FIG. 2 is a characteristic diagram showing an emission spectrum according to the first example of the present invention.

FIG. 3 is a simplified sectional view showing a second embodiment of the present invention.

FIG. 4 is a vapor pressure curve diagram of a metal and a metal halide.

FIG. 5 is a simplified sectional view showing a third embodiment of the present invention.

FIG. 6 is a simplified sectional view showing a fourth embodiment of the present invention.

FIG. 7 is a simplified sectional view showing a fifth embodiment of the present invention.

FIG. 8 is a perspective view showing a conventional example.
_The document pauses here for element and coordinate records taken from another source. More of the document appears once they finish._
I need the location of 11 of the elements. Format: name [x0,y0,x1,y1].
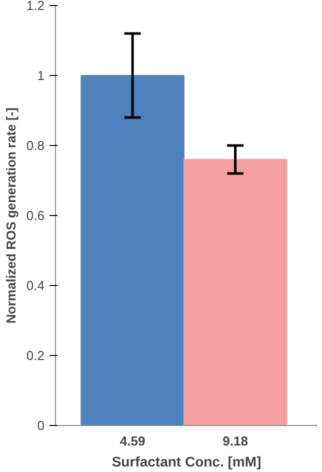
y-tick-label: 0 [37,418,45,433]
y-tick-label: 1.2 [26,0,45,13]
x-axis-title: Surfactant Conc. [mM] [112,454,262,470]
y-tick-label: 1 [37,68,45,83]
y-tick-label: 0.2 [26,348,45,363]
y-tick-label: 0.4 [26,278,45,293]
y-tick-label: 0.6 [26,208,45,223]
x-tick-label: 4.59 [120,434,146,448]
y-axis-title: Normalized ROS generation rate [-] [3,108,18,324]
x-tick-label: 9.18 [222,434,248,448]
y-tick-label: 0.8 [26,138,45,153]
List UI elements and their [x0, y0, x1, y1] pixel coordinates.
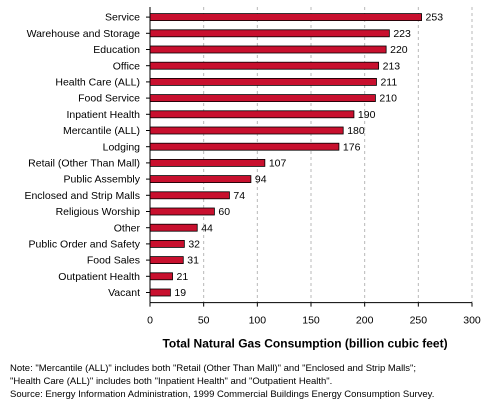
category-label-3: Office	[113, 60, 140, 72]
value-label-10: 94	[255, 174, 267, 186]
category-label-10: Public Assembly	[64, 174, 141, 186]
value-label-12: 60	[218, 206, 230, 218]
value-label-11: 74	[233, 190, 245, 202]
value-label-16: 21	[177, 271, 189, 283]
x-tick-label-300: 300	[463, 315, 481, 327]
value-label-0: 253	[426, 12, 444, 24]
category-label-16: Outpatient Health	[58, 271, 140, 283]
bar-4	[149, 78, 377, 86]
bar-10	[149, 175, 252, 184]
note-line-1: Note: "Mercantile (ALL)" includes both "…	[10, 363, 417, 374]
x-tick-label-150: 150	[302, 315, 320, 327]
category-label-7: Mercantile (ALL)	[63, 125, 140, 137]
value-label-15: 31	[187, 255, 199, 267]
value-label-5: 210	[379, 93, 397, 105]
x-tick-label-200: 200	[356, 315, 374, 327]
bar-7	[149, 126, 344, 135]
bar-12	[149, 207, 215, 216]
x-tick-label-50: 50	[198, 315, 210, 327]
category-label-13: Other	[114, 222, 141, 234]
bar-8	[149, 142, 340, 151]
bar-0	[149, 13, 422, 22]
value-label-6: 190	[358, 109, 376, 121]
category-label-14: Public Order and Safety	[29, 239, 141, 251]
bar-13	[149, 223, 198, 232]
value-label-7: 180	[347, 125, 365, 137]
bar-17	[149, 288, 171, 297]
bar-chart: Service 253 Warehouse and Storage 223 Educat…	[24, 7, 481, 351]
note-line-2: "Health Care (ALL)" includes both "Inpat…	[10, 376, 333, 387]
bar-3	[149, 61, 380, 70]
value-label-8: 176	[343, 141, 361, 153]
value-label-9: 107	[269, 158, 287, 170]
bar-5	[149, 94, 376, 102]
category-label-12: Religious Worship	[56, 206, 141, 218]
bar-11	[149, 191, 230, 200]
x-tick-label-250: 250	[410, 315, 428, 327]
bar-2	[149, 45, 387, 54]
category-label-6: Inpatient Health	[66, 109, 140, 121]
category-label-17: Vacant	[108, 287, 140, 299]
bar-9	[149, 158, 266, 167]
value-label-1: 223	[393, 28, 411, 40]
value-label-17: 19	[174, 287, 186, 299]
bar-16	[149, 272, 173, 281]
x-tick-label-0: 0	[147, 315, 153, 327]
source-line: Source: Energy Information Administratio…	[10, 389, 435, 400]
value-label-14: 32	[188, 239, 200, 251]
category-label-5: Food Service	[78, 93, 140, 105]
x-tick-label-100: 100	[249, 315, 267, 327]
bar-1	[149, 29, 390, 38]
bar-15	[149, 256, 184, 265]
bar-14	[149, 239, 185, 248]
value-label-4: 211	[380, 77, 397, 89]
value-label-3: 213	[383, 60, 401, 72]
category-label-2: Education	[93, 44, 140, 56]
category-label-9: Retail (Other Than Mall)	[28, 158, 140, 170]
x-axis-title: Total Natural Gas Consumption (billion c…	[162, 337, 447, 351]
category-label-15: Food Sales	[87, 255, 140, 267]
value-label-13: 44	[201, 222, 213, 234]
category-label-11: Enclosed and Strip Malls	[24, 190, 140, 202]
bar-6	[149, 110, 355, 119]
chart-notes: Note: "Mercantile (ALL)" includes both "…	[10, 362, 495, 401]
value-label-2: 220	[390, 44, 408, 56]
category-label-1: Warehouse and Storage	[27, 28, 141, 40]
category-label-0: Service	[105, 12, 140, 24]
category-label-8: Lodging	[103, 141, 141, 153]
category-label-4: Health Care (ALL)	[55, 77, 140, 89]
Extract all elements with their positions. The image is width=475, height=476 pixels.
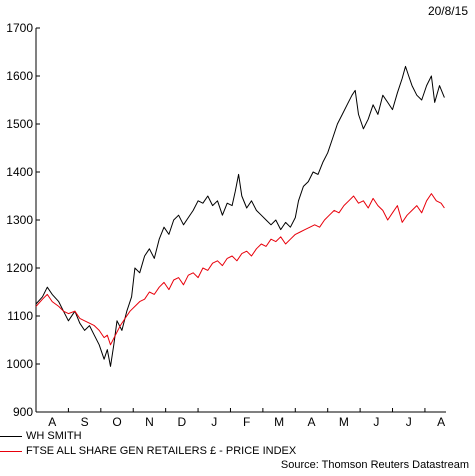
x-tick-label: D xyxy=(178,415,187,429)
x-tick-label: J xyxy=(211,415,217,429)
legend-label-ftse-retailers: FTSE ALL SHARE GEN RETAILERS £ - PRICE I… xyxy=(26,445,297,457)
y-tick-label: 1400 xyxy=(6,165,33,179)
legend-swatch-ftse-retailers xyxy=(0,450,22,452)
y-tick-label: 900 xyxy=(13,405,33,419)
legend-label-wh-smith: WH SMITH xyxy=(26,430,82,442)
y-tick-label: 1500 xyxy=(6,117,33,131)
x-tick-label: S xyxy=(81,415,89,429)
x-tick-label: M xyxy=(339,415,349,429)
x-tick-label: J xyxy=(406,415,412,429)
x-tick-label: F xyxy=(243,415,250,429)
y-tick-label: 1000 xyxy=(6,357,33,371)
y-tick-label: 1600 xyxy=(6,69,33,83)
x-tick-label: M xyxy=(274,415,284,429)
y-tick-label: 1200 xyxy=(6,261,33,275)
x-tick-label: A xyxy=(437,415,445,429)
legend-item-wh-smith: WH SMITH xyxy=(0,430,82,442)
x-tick-label: O xyxy=(112,415,121,429)
date-label: 20/8/15 xyxy=(427,4,468,18)
series-line-wh-smith xyxy=(35,65,445,367)
series-line-ftse-retailers xyxy=(35,193,445,346)
legend-swatch-wh-smith xyxy=(0,435,22,437)
y-tick-label: 1700 xyxy=(6,21,33,35)
x-tick-label: A xyxy=(307,415,315,429)
legend-item-ftse-retailers: FTSE ALL SHARE GEN RETAILERS £ - PRICE I… xyxy=(0,445,296,457)
x-tick-label: J xyxy=(373,415,379,429)
x-tick-label: N xyxy=(145,415,154,429)
y-tick-label: 1100 xyxy=(7,309,33,323)
source-note: Source: Thomson Reuters Datastream xyxy=(280,459,469,471)
y-tick-label: 1300 xyxy=(6,213,33,227)
x-tick-label: A xyxy=(48,415,56,429)
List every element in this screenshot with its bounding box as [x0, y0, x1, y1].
FIG. 9 is a simplified sectional view showing a different conventional example.

[Explanation of symbols]

 DESCRIPTION OF SYMBOLS 1 Bulb 1a Main discharge part 1b Thin tube part 2 Induction coil 2 3 High frequency power supply 4 Phosphor 7 Temperature control device 8 Temperature control means

Continuation of front page (58) Fields investigated (Int. Cl. ⁷ , DB name) H01J 65/04 F21S 2/00

Claims (5)

(57) [Claims] 1. A high-frequency current is supplied from a high-frequency power supply to an induction coil disposed outside a bulb made of a light-transmitting material in which a discharge gas is sealed, and a high-frequency electromagnetic field is applied to the discharge gas sealed in the bulb. In the electrodeless discharge lamp that excites and emits the discharge gas, the discharge gas sealed in the bulb is composed of at least one kind of metal halide and at least one kind of rare gas, and the metal halide is An electrodeless discharge lamp, which is disposed at a place where the bulb temperature (during discharge) is lower than the evaporation temperature. 2. The electrodeless discharge lamp according to claim 1, wherein the metal halide is one of a metal chloride, a metal bromide and a metal iodide. 3. The valve according to claim 1, wherein the bulb has a shape having a small tube portion having a diameter smaller than that of the main discharge portion, and the metal halide is arranged in the small tube portion. Item 2. An electrodeless discharge lamp according to Item 2. 4. A valve temperature control means is provided near a place where said metal halide is disposed, and the valve temperature is controlled by said valve temperature control means to be lower than an evaporation temperature of said metal halide. The electrodeless discharge lamp according to any one of claims 1 to 3. 5. The electrodeless discharge lamp according to claim 1, wherein a phosphor for converting ultraviolet light into visible light is disposed near the bulb.